En el servicio de Urgencias del Hospital Rawson pasa de todo. Un muestrario de situaciones tan raras como complejas de solucionar, contadas desde adentro.
Por Miriam Walter
En el interior de las ambulancias y detrás de las cortinas del Servicio de Urgencias del Hospital Rawson pasan cosas raras para el que lo ve desde afuera. Para los médicos, la mayoría de las veces son desafíos cotidianos, en un lugar donde se viven situaciones límite y donde la vida pelea contra la muerte en extrañas circunstancias para un espectador que no sabe de medicina. Pero así y todo, varias anécdotas, por extremas, quedan grabadas en la memoria de los profesionales más avezados. Aquí va un compendio, contado a Tiempo de San Juan por el jefe de Guardia de Urgencias, Pablo Flores, que lleva más de tres décadas conviviendo con estas emergencias bizarras.
-Un joven que iba arriba de la cabina en un camión se llevó por delante una rama y se pegó en la zona frontal, el impacto lo volteó a la caja. Cuando ingresó al hospital, lo hizo con los dos globos oculares fuera de las órbitas, sobre los pómulos, solamente unidos a la cabeza por el nervio óptico. Fue un caso de asombro hasta para los médicos residentes de Oftalmología. Los profesionales debieron estudiar mucho la situación, decidieron meter los ojos y cerrar con un punto los párpados porque lo más importante era el traumatismo craneano. Murió al otro día.
-En la Calle 5 se produjo un accidente. Una chica que volvía de su trabajo en moto se cayó contra un guardrail y el borde le arrancó la mitad de la cara. Llegó viva al hospital y era tan dramático el cuadro que costaba entubarla, porque tenía un hueco en la garganta. No sobrevivió a la cirugía.
-Una empleada de una conservera no tenía puesta la cofia, por lo que una máquina le aprisionó el pelo largo y lo traccionó de tal manera que al enrollarlo le produjo lo que se conoce como escalpe, es decir, le arrancó la cabellera con piel a la altura de la ceja, y el cuero cabelludo quedó unido solamente con un “puente” atrás. Se limpió el tejido y se revistió la cabeza nuevamente con un importante trabajo de sutura. La mujer se salvó pero tuvo problemas de piel y debió hacerse varios injertos.
-Un muchacho venía de San Martín en su auto y se dio vuelta. Llegó al hospital con una disociación entre el cráneo y la cara, que quedaron separados, lo que se veía perfectamente con las radiografías. No sólo se disoció la piel sino también los huesos. Costó hacerle una traqueotomía y luego se practicaron varias cirugías pero el joven se salvó porque no tenía un grave traumatismo de cráneo: la cara había soportado todo el impacto.
-Un hombre llegó con una amoladora “enterrada” en el abdomen.
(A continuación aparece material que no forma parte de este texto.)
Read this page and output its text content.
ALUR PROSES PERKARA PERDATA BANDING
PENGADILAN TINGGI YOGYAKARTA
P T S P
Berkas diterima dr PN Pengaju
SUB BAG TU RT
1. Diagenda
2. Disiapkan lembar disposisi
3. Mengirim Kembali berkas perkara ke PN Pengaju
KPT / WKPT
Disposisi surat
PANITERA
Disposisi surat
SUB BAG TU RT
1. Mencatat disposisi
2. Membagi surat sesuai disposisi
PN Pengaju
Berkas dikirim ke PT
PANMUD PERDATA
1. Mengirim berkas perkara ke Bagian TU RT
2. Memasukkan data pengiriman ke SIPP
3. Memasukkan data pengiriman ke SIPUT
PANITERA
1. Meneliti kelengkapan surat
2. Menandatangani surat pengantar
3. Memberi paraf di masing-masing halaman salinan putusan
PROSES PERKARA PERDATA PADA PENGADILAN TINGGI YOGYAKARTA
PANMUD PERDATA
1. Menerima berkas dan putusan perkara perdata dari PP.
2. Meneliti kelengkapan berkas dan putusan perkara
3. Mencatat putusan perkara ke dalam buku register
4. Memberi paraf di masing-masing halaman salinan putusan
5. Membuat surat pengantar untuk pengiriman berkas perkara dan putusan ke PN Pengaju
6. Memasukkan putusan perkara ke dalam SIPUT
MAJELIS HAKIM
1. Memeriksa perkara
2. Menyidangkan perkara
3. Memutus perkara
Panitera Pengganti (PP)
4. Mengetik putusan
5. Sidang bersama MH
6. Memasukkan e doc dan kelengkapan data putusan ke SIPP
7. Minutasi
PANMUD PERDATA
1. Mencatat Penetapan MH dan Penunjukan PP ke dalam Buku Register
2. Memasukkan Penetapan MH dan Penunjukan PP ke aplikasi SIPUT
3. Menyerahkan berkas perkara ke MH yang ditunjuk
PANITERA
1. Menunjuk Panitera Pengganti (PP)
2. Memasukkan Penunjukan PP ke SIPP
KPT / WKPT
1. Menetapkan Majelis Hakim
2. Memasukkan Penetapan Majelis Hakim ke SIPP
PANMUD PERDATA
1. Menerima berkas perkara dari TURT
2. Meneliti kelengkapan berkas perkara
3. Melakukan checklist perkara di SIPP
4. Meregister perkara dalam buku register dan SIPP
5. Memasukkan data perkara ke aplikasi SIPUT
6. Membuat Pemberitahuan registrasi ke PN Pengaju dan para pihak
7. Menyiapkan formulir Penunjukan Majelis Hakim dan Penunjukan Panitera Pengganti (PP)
Pese a que se veía como un caso de película de terror, el paciente sobrevivió. Según Flores, lo salvó la gordura, porque el filo de la herramienta hirió piel, grasa y músculos pero no llegó a los intestinos.
-Los descuidos son frecuentes causales de los accidentes. Por ejemplo, un niño de 6 años se tragó una bombita, la aspiró y se le fue por la vía respiratoria, sobreviviendo milagrosamente. Por otro lado, es común ver mujeres con prótesis dentales o sin dientes tragarse huesos de pollo, tanto así que llegan 2 ó 3 casos por mes al Rawson. Esos huesos producen muchas veces complicaciones graves porque pueden perforar el esófago.
Dato
El servicio de Urgencias del Hospital Rawson es el único en su tipo en la Provincia. Recibe entre 300 y 400 pacientes al día.
Crítica
“A San Juan con 700.000 habitantes le hace falta un hospital de urgencias, porque el servicio en el hospital nuevo no va a estar a la altura de las circunstancias. Cuando esté mudado al nuevo edificio, el servicio va a tener 8 shock rooms para 400 pacientes al día y actuaremos en conjunto con la Guardia del Hospital de Niños. Acá hay que saber que con la minería, el turismo y el cambio que se espera para San Juan no se dará abasto”, sentenció Pablo Flores, quien integra el Sindicato Médico.